Explaining how ASGC addressed these issues, he continues: “We did a detailed mission statement by dividing the building zone by zone, starting with the higher level. We identified how we can go zone by zone for the steel structure, the cladding, and then glass. And after that, remove the scaffolding to start on the lower level. We are using the mission statement to coordinate with the subcontractors already on site.”
These subcontractors include Al Shafar Steel Engineering (ASSENT), Emirates Beton, and the main MEP subcontractor, Al Shafar United, all three of which are ASGC subsidiary companies.
ASGC is also working with JML, the glass subcontractor, and Affan, the subcontractor of the library’s skylight, which is 60m long and 16.6m wide, and made of high-performance glass.
High-performance glass, reveals Samy, covers 40%, or 10,500m2, of the project’s 26,700m2 elevation, while cladding makes up 60%, or 16,200m2.
He further notes that of the 10,500m2 of glass elevation, 7,600m2 or 72% is made of smart glass, making the MBR Library the largest project in the UAE to make use of what he describes as “tintable” electronic glazing that comes with automated daylight control, and can be programmed to achieve the desired shading inside the library.
“For example, if someone needs to make a presentation and wants certain areas to be dark, the mobile app [can be used] to override the daylight programme,” he explains, emphasising that technology not only will feature prominently in the library’s operations but is also a major tool being used in its construction, from building information modelling (BIM) to drones.

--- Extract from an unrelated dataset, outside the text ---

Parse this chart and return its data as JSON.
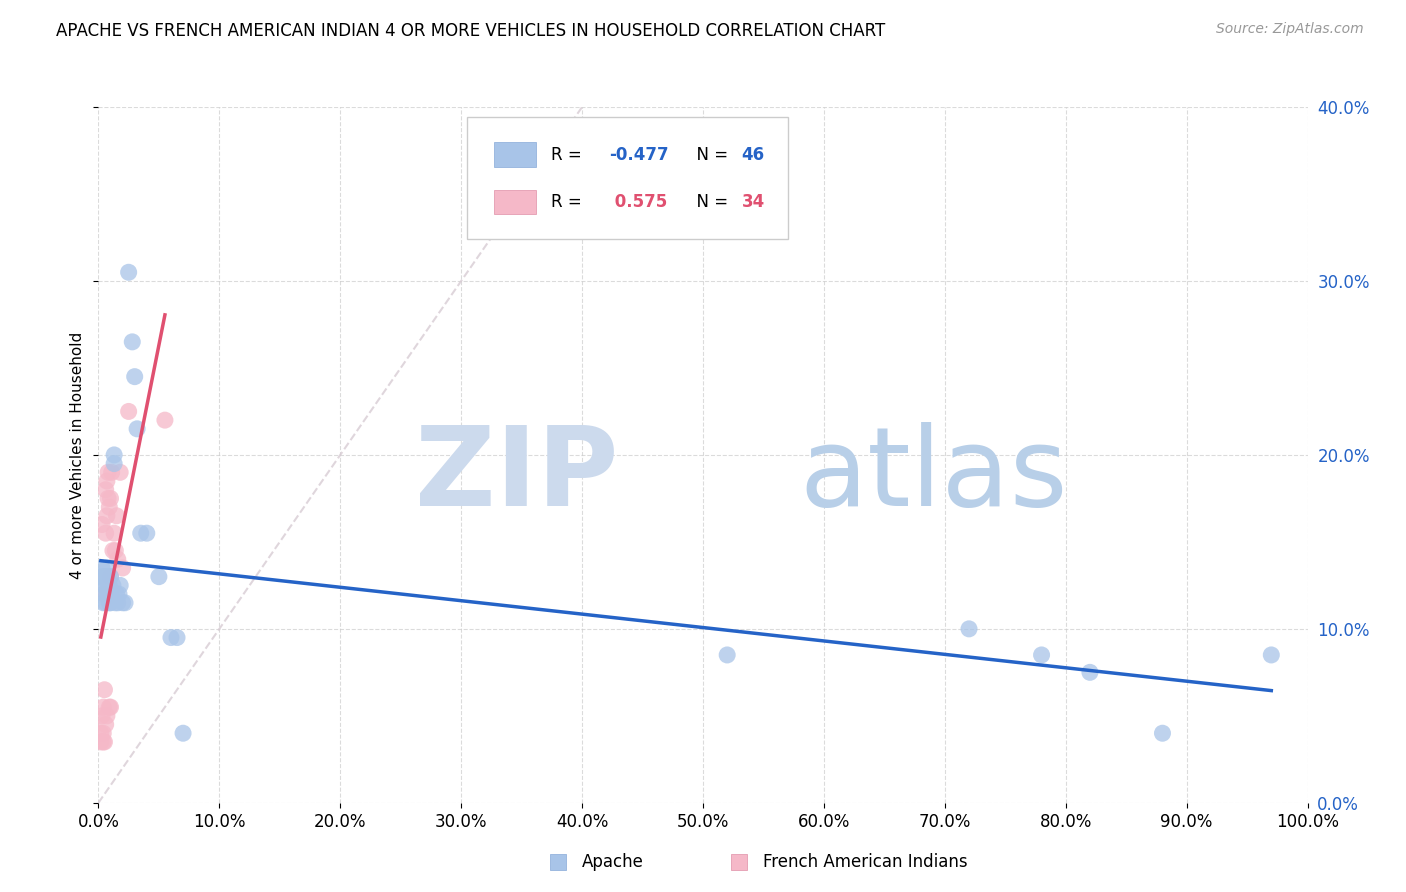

The latter, he says, are being employed by the company to monitor the progress on the project. “Once a week, we view a video captured by a drone camera, and we also have a time-lapse camera,” he says.
The use of construction technologies is not limited to the library project but characterises ASGC’s general project portfolio, notes Samy.
The firm is working on more than $2.1bn (AED7.8bn) worth of projects at the moment, including the Dubai Mall expansion, Dubai Airport Terminal 1, and Abu Dhabi’s Marina Bloom all high-profile projects, and reflective of the UAE’s active construction industry and continued growth as a country.
And it is this growth that initiatives like the MBR Library seek to support, for as Sheikh Mohammed put it: “The human mind is the centre of development, and the book is the tool used to renew the mind. A nation can never grow without a renewed mind and a lively, knowledgeable spirit.”